The trial was scheduled to start in June 2018, therefore perhaps we can expect the first interim analysis with the first 150 patients in due course. The sample size of 414 patients has been chosen based on the SMILE trial, expecting the incidence of the primary endpoint in the culprit-only treated patients at 12 months to occur in 20% of patients compared with 10% in the multivessel PCI group [5
]. This absolute 10% difference would demonstrate superiority of the multivessel PCI strategy. However, this may be optimistic, given the fact that the approximately 20% major adverse cardiac events (MACE) in the SMILE trial was mainly driven by an unexpected incidence of target vessel revascularisation (8.3% vs 15.2%), which predominantly occurred between 6 and 12 months. Perhaps the investigators can use the interim analysis to look at the effect estimate and the actual incidence of MACE. When the difference in MACE between the two randomised treatment strategies is less than the anticipated 10%, an increase of the sample size may be anticipated.
In summary, this will be a very interesting, investigator-initiated study and the results will be eagerly awaited.
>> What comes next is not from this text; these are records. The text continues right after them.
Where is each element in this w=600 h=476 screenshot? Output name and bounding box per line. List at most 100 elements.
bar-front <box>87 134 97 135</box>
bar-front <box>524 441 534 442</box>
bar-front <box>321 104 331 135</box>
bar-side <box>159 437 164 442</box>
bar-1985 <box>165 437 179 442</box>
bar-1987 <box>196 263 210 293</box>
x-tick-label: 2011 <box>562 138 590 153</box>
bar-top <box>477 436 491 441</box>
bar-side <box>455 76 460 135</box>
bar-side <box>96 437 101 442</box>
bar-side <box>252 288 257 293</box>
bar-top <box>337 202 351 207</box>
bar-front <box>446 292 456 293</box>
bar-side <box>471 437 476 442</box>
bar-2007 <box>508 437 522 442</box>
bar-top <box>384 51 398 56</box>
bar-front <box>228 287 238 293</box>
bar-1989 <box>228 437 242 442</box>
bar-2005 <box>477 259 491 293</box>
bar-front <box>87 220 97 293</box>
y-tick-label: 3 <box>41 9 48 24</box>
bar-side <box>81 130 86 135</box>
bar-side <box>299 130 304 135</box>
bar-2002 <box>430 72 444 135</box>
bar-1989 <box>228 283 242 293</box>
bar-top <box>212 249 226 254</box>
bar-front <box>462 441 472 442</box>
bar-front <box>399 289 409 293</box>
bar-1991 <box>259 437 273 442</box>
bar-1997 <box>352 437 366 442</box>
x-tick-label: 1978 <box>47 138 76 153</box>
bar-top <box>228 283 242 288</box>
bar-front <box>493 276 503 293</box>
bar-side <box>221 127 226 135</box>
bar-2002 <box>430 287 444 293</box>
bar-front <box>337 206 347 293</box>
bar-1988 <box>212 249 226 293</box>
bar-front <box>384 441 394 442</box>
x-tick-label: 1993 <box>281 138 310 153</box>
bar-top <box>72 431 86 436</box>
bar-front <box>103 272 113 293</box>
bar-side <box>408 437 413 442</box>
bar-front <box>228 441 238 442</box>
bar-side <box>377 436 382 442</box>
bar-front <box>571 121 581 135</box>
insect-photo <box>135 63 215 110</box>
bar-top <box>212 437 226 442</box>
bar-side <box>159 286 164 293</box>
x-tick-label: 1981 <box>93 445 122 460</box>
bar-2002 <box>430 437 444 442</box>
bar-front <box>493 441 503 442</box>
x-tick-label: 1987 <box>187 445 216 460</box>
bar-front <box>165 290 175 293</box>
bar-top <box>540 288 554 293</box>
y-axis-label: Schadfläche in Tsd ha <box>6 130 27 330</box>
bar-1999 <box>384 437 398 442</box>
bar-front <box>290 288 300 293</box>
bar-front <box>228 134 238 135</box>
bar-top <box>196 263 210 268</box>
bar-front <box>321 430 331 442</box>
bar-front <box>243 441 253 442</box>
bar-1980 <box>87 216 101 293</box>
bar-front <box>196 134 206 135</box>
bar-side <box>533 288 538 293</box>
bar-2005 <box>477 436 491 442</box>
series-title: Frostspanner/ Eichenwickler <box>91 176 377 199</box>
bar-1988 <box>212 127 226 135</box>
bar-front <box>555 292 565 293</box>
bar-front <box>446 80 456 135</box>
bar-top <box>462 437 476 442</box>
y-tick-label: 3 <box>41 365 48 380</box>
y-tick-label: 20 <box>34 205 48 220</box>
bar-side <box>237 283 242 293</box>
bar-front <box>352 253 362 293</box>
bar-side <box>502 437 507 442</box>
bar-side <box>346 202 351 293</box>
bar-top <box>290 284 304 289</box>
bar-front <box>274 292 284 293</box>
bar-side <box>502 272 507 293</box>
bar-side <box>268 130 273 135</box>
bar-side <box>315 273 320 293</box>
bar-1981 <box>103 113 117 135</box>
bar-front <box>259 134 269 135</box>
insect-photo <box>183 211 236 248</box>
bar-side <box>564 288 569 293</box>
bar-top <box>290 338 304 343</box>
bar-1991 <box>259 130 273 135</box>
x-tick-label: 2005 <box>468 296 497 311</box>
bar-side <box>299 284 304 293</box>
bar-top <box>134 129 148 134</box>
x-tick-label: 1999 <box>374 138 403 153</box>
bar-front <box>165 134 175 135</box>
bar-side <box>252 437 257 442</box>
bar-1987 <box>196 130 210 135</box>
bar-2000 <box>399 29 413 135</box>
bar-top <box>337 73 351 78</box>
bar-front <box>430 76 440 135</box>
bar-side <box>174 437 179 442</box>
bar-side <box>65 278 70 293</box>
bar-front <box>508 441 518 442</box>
Worst case scenario (in my mind) would be that complete revascularisation during the index procedure in non-STEMI patients prevents PCI in non-culprit lesions at a later timepoint without a difference in other hard endpoints such as death, myocardial infarction or stroke. Best case scenario would be that FFR-guided complete revascularisation is superior in reducing MACE, and at the same time shows a reduction in recurrent hospital admission, the need for additional ischaemia testing and overall cost.